Manganese interferes with PS1 & PS11 to kill cyano or more corectly to stop it living. It stops the organism from producing light gathering pigments lost during normal photosynthetic activity. Chlorophyll A etc are the colored 'bits' in the zoa that give it the 'brown/green' color.
So if we can inhibit a specific process that will only do two things in our reef without adversely affecting anything else and those two things are:
1. control cyano completely and problem algae to varying degrees.
2. regulate how light or dark the zoa are without decreasing their number so as to maintain healthy nutrient transfer to corals.
Number one sounds good for obvious reasons.
Number two means less chlorophyll light shading so the acro is 'forced' to produce more protective pigments now that you have made the zoa less efficient at producing chlorophyll. As long as the nutrition drop from less photosynthetic activity in the zoa is replaced with water borne nutrition and required elements for pigment formation are present i believe you can produce good results.

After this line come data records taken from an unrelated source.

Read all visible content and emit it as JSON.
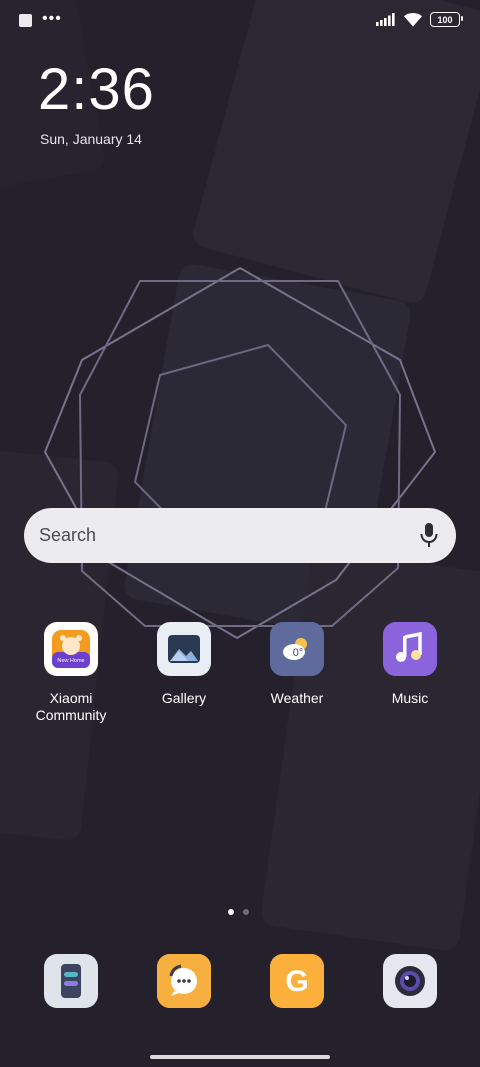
{
  "status_bar": {
    "left_icons": [
      "notification-square-icon",
      "more-dots-icon"
    ],
    "right_icons": [
      "signal-icon",
      "wifi-icon",
      "battery-icon"
    ],
    "battery_level": "100"
  },
  "clock": {
    "time": "2:36",
    "date": "Sun, January 14"
  },
  "search": {
    "placeholder": "Search",
    "icon": "microphone-icon"
  },
  "apps": [
    {
      "label": "Xiaomi\nCommunity",
      "icon": "xiaomi-community-icon",
      "badge_text": "New Home",
      "color": "#f39c1f"
    },
    {
      "label": "Gallery",
      "icon": "gallery-icon",
      "color": "#e9eef5"
    },
    {
      "label": "Weather",
      "icon": "weather-icon",
      "temp": "0°",
      "color": "#5e6b9c"
    },
    {
      "label": "Music",
      "icon": "music-icon",
      "color": "#8b63dc"
    }
  ],
  "pager": {
    "pages": 2,
    "current": 1
  },
  "dock": [
    {
      "icon": "file-manager-icon",
      "color": "#dfe3ea"
    },
    {
      "icon": "messages-icon",
      "color": "#f7b040"
    },
    {
      "icon": "getapps-icon",
      "letter": "G",
      "color": "#fbb03b"
    },
    {
      "icon": "camera-icon",
      "color": "#e6e6ee"
    }
  ],
  "colors": {
    "background": "#24212c",
    "search_bg": "#ececf0",
    "accent": "#ffffff"
  }
}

That's the basic idea of what i believe is happening in my almost 3 month experiment.
Nothing but feeding fish and no water changes and nothing else, no skimmate, roids - nothing but a skimmer, cup of carbon in a bag in the sump and 16L matrix.
I have tried very hard to limit variables over the 3 months and you all know exactly what the only chemicals are i'm using in a once a day dose. I'm swapping the trace hard for Replenish this weekend since many find it hard to get Salifert trace hard. I'm confident it will do the same job because the ratio of iron to manganese is much less than the ratio in sea water and iron limited with manganese is exactly what i want, not no iron because it's essential but just enough.
This is where it all started, i was trying to figure out why cyano was no longer a problem.